Tavuk yumurtaları üstünde kuluçkaya yatan kartalın kartalın ne yaptığını biliyor musun, küçük adam? O, küçük kartalı yemleyip büyüttüğüne inanır fakat yumurtalardan yine civciv çıkar.Kuşkuya kapılan kartal civcivlerin kartal olacağı beklentisindedir.Ama en sonunda onlar yalnızca gıdaklayan tavuklar olurlar.Kartal bu durumu ayrımsadığında, etrafındaki bütün tavukları ve civcivleri yeme isteğini yok etmeye çalışır.
------
Bunu neden yapar biliyor musun? Bu gıdıklayan tavuklar arasında bir gün dik, yalçın kayalar üstünden yeni dünyalar fikirler keşfetmek için gözlerini ötelere dikebilecek, büyük bir kartal olacak küçük bir kartal bulma beklentisidir: Salt bu küçük umuttur kartalın civciv ve tavukları mideye indirmesine izin vermeyen. Fakat diğerleri bir kartal tarafından yetiştirildiklerini farkına varmaz; dik.yalçın kayalarda,yüksek,sisli,karanlık koyaklarda yaşadıklarını bilmezler.Gözlerini kartal gibi ötelere dikmezler.Onlar sadece kartalın getirdikleriyle beslenir,beslenirler.
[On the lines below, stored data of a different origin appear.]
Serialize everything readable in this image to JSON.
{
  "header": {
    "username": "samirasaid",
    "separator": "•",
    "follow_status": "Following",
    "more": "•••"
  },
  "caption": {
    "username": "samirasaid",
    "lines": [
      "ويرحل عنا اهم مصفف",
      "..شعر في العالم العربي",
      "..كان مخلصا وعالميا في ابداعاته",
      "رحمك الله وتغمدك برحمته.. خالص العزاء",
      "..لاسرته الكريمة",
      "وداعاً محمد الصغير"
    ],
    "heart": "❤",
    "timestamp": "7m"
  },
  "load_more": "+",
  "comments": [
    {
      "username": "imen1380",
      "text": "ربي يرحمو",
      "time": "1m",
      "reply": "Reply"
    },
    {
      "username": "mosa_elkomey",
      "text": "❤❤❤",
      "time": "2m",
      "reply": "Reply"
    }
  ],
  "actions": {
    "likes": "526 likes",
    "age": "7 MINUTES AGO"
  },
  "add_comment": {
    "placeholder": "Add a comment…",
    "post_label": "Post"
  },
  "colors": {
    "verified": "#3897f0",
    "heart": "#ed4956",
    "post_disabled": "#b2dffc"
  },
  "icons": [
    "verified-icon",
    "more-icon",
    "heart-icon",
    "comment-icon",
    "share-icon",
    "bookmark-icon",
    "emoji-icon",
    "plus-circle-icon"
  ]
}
Yuvanın dışında fırtına ya da yağmur varsa, onun kucağında ısınır, güçlü kanatlarının altına sığınırlar onun. O korunmasız olsa da fırtınaya direnir.Fazla öfkelenirse, ondan kaçarlar bu kez ve bu öfkeli hayvanı yaralayabilmek için küçük sivri taşlar atarlar ona gördüğü bu ilk kötü davranıştan sonra, onları yemek ister kartal.Düşünür ve onlara acır.Vaktin birinde bu gıdıklayan, yiyen tavuklar arasında kendisi gibi olacak bir kartalın çıkacağı beklentisindeydi.Kartal bu umudunu hep korudu ve kartal niyetine civcivler yetiştirmeyi sürdürüyor daha.
-------
Senin bir kartal olmaya niyetin yok,küçük adam. Ve işte bu yüzden akbabalara yem olacaksın.Kartallardan korkuyor,sürülerle yaşıyorsun,küçük adam; böylece de sürülere ve yığınlara yem olacaksın, senin tavuklarında çünkü akbaba yumurtaları üzerinde kuluçkaya yattılar. Akbaba artık seni daha geniş, uzak çevrenlere taşımak isteyen liderlerindir.Onlar sana leşle beslenmeyi,tahıl kırıntılarıyla yetinmeyi ve hepsinden önemlisi "yaşa büyük akbaba!" diye bağırmayı öğrettiler.